Scientific classification
- Kingdom: Plantae
- Clade: Embryophytes
- Clade: Tracheophytes
- Clade: Angiosperms
- Clade: Monocots
- Clade: Commelinids
- Order: Arecales
- Family: Arecaceae
- Genus: Bactris
- Species: B. maraja
- Binomial name: Bactris maraja Mart.
- Varieties: Bactris maraja var. chaetospatha (Mart.) A.J.Hend.; Bactris maraja var. juruensis (Trail) A.J.Hend.; Bactris maraja var. maraja; Bactris maraja var. trichospatha (Trail) A.J.Hend.;
- Synonyms: Pyrenoglyphis maraja (Mart.) Burret;

= Bactris maraja =

- Genus: Bactris
- Species: maraja
- Authority: Mart.
- Conservation status: LC
- Synonyms: Pyrenoglyphis maraja (Mart.) Burret

Species of flowering plant

Bactris maraja is a species of flowering plant in the family Arecaceae. It is native to South America, and was described in 1826.

Bactris maraja is a shrub or understorey palm, with compound leaves and edible fruits. The International Union for Conservation of Nature lists the species as of Least Concern.

==Taxonomy==
The species was first described by Carl Friedrich Philipp von Martius in 1826.

Four varieties are recognised:
- Bactris maraja var. chaetospatha (Mart.) A.J.Hend. - Native to northern Brazil, Colombia, and Peru
- Bactris maraja var. juruensis (Trail) A.J.Hend. - Native to Bolivia, northern Brazil, Colombia, and Peru. May be present in French Guiana
- Bactris maraja var. maraja - Native to Bolivia, northern and west central Brazil, Colombia, Costa Rica, Ecuador, Guyana, Panamá, Peru, Suriname, and Venezuela
- Bactris maraja var. trichospatha (Trail) A.J.Hend. - Native to Bolivia, northern Brazil, Colombia, French Guiana, Guyana, Peru, Suriname, and Venezuela

==Distribution==
Bactris maraja is native to the wet tropical biome of South America. It is present in Bolivia, northern and west-central Brazil, Colombia, Costa Rica, Ecuador, French Guiana, Guyana, Panama, Peru, Suriname, and Venezuela. It is found at elevations of 0-1000 m.

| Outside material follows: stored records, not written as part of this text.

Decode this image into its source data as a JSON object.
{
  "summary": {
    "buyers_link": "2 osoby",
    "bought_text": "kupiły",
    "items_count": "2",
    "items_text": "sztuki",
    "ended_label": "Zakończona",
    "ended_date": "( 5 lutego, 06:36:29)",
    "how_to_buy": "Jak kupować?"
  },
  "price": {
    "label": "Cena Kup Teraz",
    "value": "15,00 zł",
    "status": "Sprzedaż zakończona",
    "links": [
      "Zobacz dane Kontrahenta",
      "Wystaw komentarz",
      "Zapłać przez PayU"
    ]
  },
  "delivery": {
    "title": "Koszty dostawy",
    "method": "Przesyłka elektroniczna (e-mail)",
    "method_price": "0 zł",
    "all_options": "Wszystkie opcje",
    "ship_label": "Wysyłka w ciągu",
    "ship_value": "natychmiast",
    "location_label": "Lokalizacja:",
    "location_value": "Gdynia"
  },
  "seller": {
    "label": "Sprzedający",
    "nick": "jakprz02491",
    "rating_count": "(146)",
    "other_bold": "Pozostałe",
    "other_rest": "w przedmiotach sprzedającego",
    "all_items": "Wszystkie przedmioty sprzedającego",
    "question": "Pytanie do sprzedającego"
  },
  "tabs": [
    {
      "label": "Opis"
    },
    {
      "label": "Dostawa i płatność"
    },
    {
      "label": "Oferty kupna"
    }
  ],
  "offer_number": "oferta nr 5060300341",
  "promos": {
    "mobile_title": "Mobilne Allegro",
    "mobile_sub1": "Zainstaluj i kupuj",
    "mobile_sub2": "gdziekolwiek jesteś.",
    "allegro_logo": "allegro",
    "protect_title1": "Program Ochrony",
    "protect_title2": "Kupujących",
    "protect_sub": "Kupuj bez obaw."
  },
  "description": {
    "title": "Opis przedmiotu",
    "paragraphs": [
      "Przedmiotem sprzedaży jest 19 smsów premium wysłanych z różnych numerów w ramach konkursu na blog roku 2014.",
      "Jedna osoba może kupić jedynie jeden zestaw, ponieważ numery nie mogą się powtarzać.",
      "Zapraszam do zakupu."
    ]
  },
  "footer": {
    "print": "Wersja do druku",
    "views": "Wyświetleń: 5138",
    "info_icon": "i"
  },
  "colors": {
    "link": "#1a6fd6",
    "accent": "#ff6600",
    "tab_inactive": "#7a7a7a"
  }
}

The species grows in various types of forests. It usually grows on non-inundated soils, but can also be found in waterlogged soil near streams.

==Description==
Bactris maraja is a shrub or tree. It is an understory palm. The stems are in clusters of up to fifteen. The stems are 1-7 m tall, and 1-4 cm wide.

The leaves are compound, and have seventeen to thirty pinnae on each side. The leaf spines are flattened, 5-10 cm long, and yellowish, turning black at the base and apex. The leaf stems are 13-76 cm long.

The flower stems are 11-18 cm long. The male flowers are around 3.55 mm long. The female flowers are 3-4 mm long.

The petals are 3-5 mm long, and form a tubular corolla. The sepals are 0.5-1.5 mm long. The calyx is a 2.5-4 mm tube. Bactris maraja flowers in January and February.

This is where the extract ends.